– Ты боишься кому-то задолжать?
– Да, я боюсь не успеть вовремя вернуть долги.
– Ты дурачок в квадрате. В кубе. В энной степени дурачок, вот ты кто. Любовь не берет в долг, не возвращает долги. Ей ничего не надо. У нее все есть. Ты думаешь, мне что-то нужно от тебя? Да кроме тебя, ни грамма другого. Вот ты много читал… Ты ведь много читал?
– Я все больше думал. Даже когда читал, я думал, что читаю. А сам уставлюсь в открытую страницу и думаю о чем-то своем, о чем нигде не будет написано и чего я никогда не прочитаю.
Гера помолчала. Взяла меня за руку и спросила:
– Ты что, не узнаешь меня, Дима?
Мне показалось, я слышал уже этот голос, много раз слышал. Неужели, это Наташа? А может, Фаина? Соника? Или та, как ее?.. Я прошептал чье-то имя.
– Не узнал, – устало сказала Гера. – Жаль. Я столько времени шла за тобой следом. Ничего, главное я тебя нашла.
Сквозь щели в окне стали проникать черные хлопья и песок. За стеклом непрерывно шелестело и шуршало. В окна бились, слетаясь к свету, черные бабочки преисподней. Это Ворона, почему-то подумал я, это она. Мгла и больше ничего…

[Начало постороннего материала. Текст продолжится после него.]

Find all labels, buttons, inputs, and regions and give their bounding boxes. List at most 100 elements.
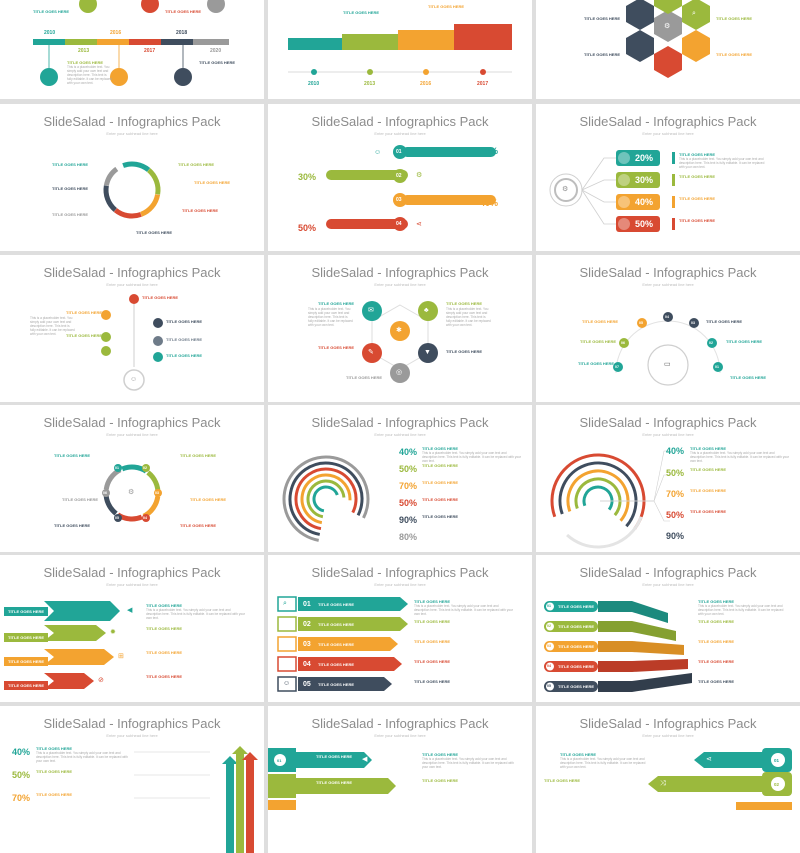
step-number: 03 [547,644,551,648]
circle-cluster-graphic [362,301,438,383]
percent-label: 20% [480,146,499,156]
year-label: 2017 [477,81,489,87]
percent-label: 30% [298,172,317,182]
arc-monitor-graphic [613,312,723,386]
slide-title: SlideSalad - Infographics Pack [579,415,757,430]
step-number: 04 [303,661,311,668]
step-number: 03 [303,641,311,648]
item-title: TITLE GOES HERE [698,639,735,644]
slide-banners[interactable]: SlideSalad - Infographics Pack Enter you… [268,555,532,702]
step-number: 06 [621,341,625,345]
item-text: This is a placeholder text. You simply a… [30,316,75,336]
search-icon: ⊘ [98,677,104,684]
rings-arrows-graphic [550,450,670,549]
item-title: TITLE GOES HERE [52,162,89,167]
banner-label: TITLE GOES HERE [316,754,353,759]
step-number: 05 [639,321,643,325]
item-title: TITLE GOES HERE [698,659,735,664]
percent-label: 40% [666,446,685,456]
slide-timeline-bars[interactable]: 2010 2013 2016 2017 TITLE GOES HERE TITL… [268,0,532,99]
slide-vertical-nodes[interactable]: SlideSalad - Infographics Pack Enter you… [0,255,264,402]
banners-graphic [277,596,408,692]
item-title: TITLE GOES HERE [66,310,103,315]
item-title: TITLE GOES HERE [146,603,183,608]
step-number: 02 [547,624,551,628]
slide-octagon[interactable]: SlideSalad - Infographics Pack Enter you… [0,405,264,552]
slide-title: SlideSalad - Infographics Pack [311,565,489,580]
slide-rings-percent[interactable]: SlideSalad - Infographics Pack Enter you… [268,405,532,552]
step-number: 02 [709,341,713,345]
slide-percent-bars[interactable]: SlideSalad - Infographics Pack Enter you… [536,104,800,251]
numbered-list-graphic [326,145,496,231]
slide-hexagons[interactable]: ⚙ ⌕ TITLE GOES HERE TITLE GOES HERE TITL… [536,0,800,99]
slide-title: SlideSalad - Infographics Pack [311,265,489,280]
step-number: 02 [143,466,147,470]
slide-vertical-arrows[interactable]: SlideSalad - Infographics Pack Enter you… [0,706,264,853]
item-title: TITLE GOES HERE [679,196,716,201]
slide-circle-segments[interactable]: SlideSalad - Infographics Pack Enter you… [0,104,264,251]
slide-subtitle: Enter your subhead line here [642,733,694,738]
percent-label: 40% [399,447,418,457]
item-text: This is a placeholder text. You simply a… [146,608,245,620]
slide-timeline-icons[interactable]: 2010 2013 2016 2017 2018 2020 TITLE GOES… [0,0,264,99]
item-title: TITLE GOES HERE [180,523,217,528]
gear-icon: ⚙ [562,186,569,193]
percent-label: 40% [635,197,654,207]
slide-numbered-list-percent[interactable]: SlideSalad - Infographics Pack Enter you… [268,104,532,251]
item-title: TITLE GOES HERE [146,650,183,655]
ribbon-arrows-graphic [648,748,792,810]
step-number: 02 [303,621,311,628]
step-number: 01 [115,466,119,470]
item-title: TITLE GOES HERE [716,16,753,21]
item-title: TITLE GOES HERE [706,319,743,324]
item-title: TITLE GOES HERE [679,218,716,223]
monitor-icon: ▭ [664,361,671,368]
slide-subtitle: Enter your subhead line here [106,733,158,738]
slide-arrows[interactable]: SlideSalad - Infographics Pack Enter you… [0,555,264,702]
item-title: TITLE GOES HERE [730,375,767,380]
item-title: TITLE GOES HERE [414,639,451,644]
step-number: 04 [547,664,551,668]
circle-segment-graphic [103,161,161,219]
slide-title: SlideSalad - Infographics Pack [311,114,489,129]
item-title: TITLE GOES HERE [679,174,716,179]
number-tabs-graphic [268,748,396,810]
item-title: TITLE GOES HERE [428,4,465,9]
item-title: TITLE GOES HERE [446,349,483,354]
hexagon-graphic [626,0,710,78]
slide-title: SlideSalad - Infographics Pack [311,716,489,731]
item-title: TITLE GOES HERE [422,514,459,519]
step-number: 01 [715,365,719,369]
item-title: TITLE GOES HERE [318,345,355,350]
step-number: 01 [774,758,780,763]
slide-number-tabs[interactable]: SlideSalad - Infographics Pack Enter you… [268,706,532,853]
slide-subtitle: Enter your subhead line here [642,131,694,136]
step-number: 04 [396,221,402,227]
slide-subtitle: Enter your subhead line here [374,131,426,136]
slide-rings-arrows[interactable]: SlideSalad - Infographics Pack Enter you… [536,405,800,552]
gear-icon: ✹ [110,629,116,636]
item-title: TITLE GOES HERE [346,375,383,380]
item-title: TITLE GOES HERE [182,208,219,213]
trophy-icon: ◎ [396,369,403,376]
item-title: TITLE GOES HERE [578,361,615,366]
megaphone-icon: ✉ [368,307,374,314]
banner-label: TITLE GOES HERE [318,662,355,667]
slide-arc-monitor[interactable]: SlideSalad - Infographics Pack Enter you… [536,255,800,402]
slide-folded-ribbons[interactable]: SlideSalad - Infographics Pack Enter you… [536,555,800,702]
slide-subtitle: Enter your subhead line here [374,733,426,738]
megaphone-icon: ◀ [127,607,133,614]
slide-ribbon-arrows[interactable]: SlideSalad - Infographics Pack Enter you… [536,706,800,853]
year-label: 2018 [176,30,188,36]
step-number: 02 [396,173,402,179]
item-title: TITLE GOES HERE [414,599,451,604]
year-label: 2010 [308,81,320,87]
vertical-arrows-graphic [134,746,258,853]
slide-circle-cluster[interactable]: SlideSalad - Infographics Pack Enter you… [268,255,532,402]
item-title: TITLE GOES HERE [690,488,727,493]
slide-title: SlideSalad - Infographics Pack [579,565,757,580]
item-title: TITLE GOES HERE [199,60,236,65]
item-title: TITLE GOES HERE [66,333,103,338]
percent-label: 90% [399,515,418,525]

Гера обняла меня и сказала:
– Не мучь меня, отец Сергий. Не мучь себя. Иди же ко мне, ну… Сколько можно томить себя… Вот сюда…
Чудеса да и только – опять куда-то делись мои доспехи. Где женщины, там и чудеса.
И я готов уже был войти в нее, и раствориться в ней, и найти себе забвение, а ей дать утешение, как вдруг нестерпимая боль пронзила мое поганое нутро, точно кто вогнал мне в брюхо копье, и я сполз с кровати, скорчился на полу и потерял чувства. И обрел забвение.
Глава 59. Изъятие
Глава 59. Изъятие
Какое-то время я был во тьме. Я это знал, будто кто-то шептал мне об этом. Потом начались проблески сознания. Они заполнялись вспышками света, в которых нельзя было различить ни единого образа. Невнятными голосами, не похожими на человеческие. Каким-то слабым и тонким свистом… Потом я почувствовал себя как бы находящимся под водой, куда почти не проникает воздух, а доходит лишь рассеянный желтоватый свет и глухие уже человеческие голоса. И в то же время я чувствовал, что весь горю. И этот жар была не в состоянии загасить вся толща воды, колеблющаяся и мерцающая надо мной. Во мне то взрывалась и пульсировала дикая боль, то проваливалась куда-то внутрь; и снова меня поглощала тьма.
Как бы из воздуха и снега слепилось белое-белое лицо Геры. Оно, как луна по небосводу, проплыло по радужной оболочке моих глаз. Заколыхалось, погружаясь за горизонт яви. Всплыло, снова поднялось над горизонтом, но уже было перекошено. И стало вдруг таять, темнеть и прорастать какими-то колючками пустыни. И вот появились один за другим три массивных подбородка в синей щетине. Красные, жадные до всего губы. Круглое зеркало лысины и мясистый нос в прожилках. Черные пучки бровей и выпуклые, как у рака, глаза, в которых весь мир отражался в виде слова «мое». И мне тут же подобострастный голос уважительно прошептал прямо в ухо: «Поклонитесь, это граф, сэр Горенштейн». Разумеется, я не поклонился. Лежачие на поклон не способны. Их потому и не бьют.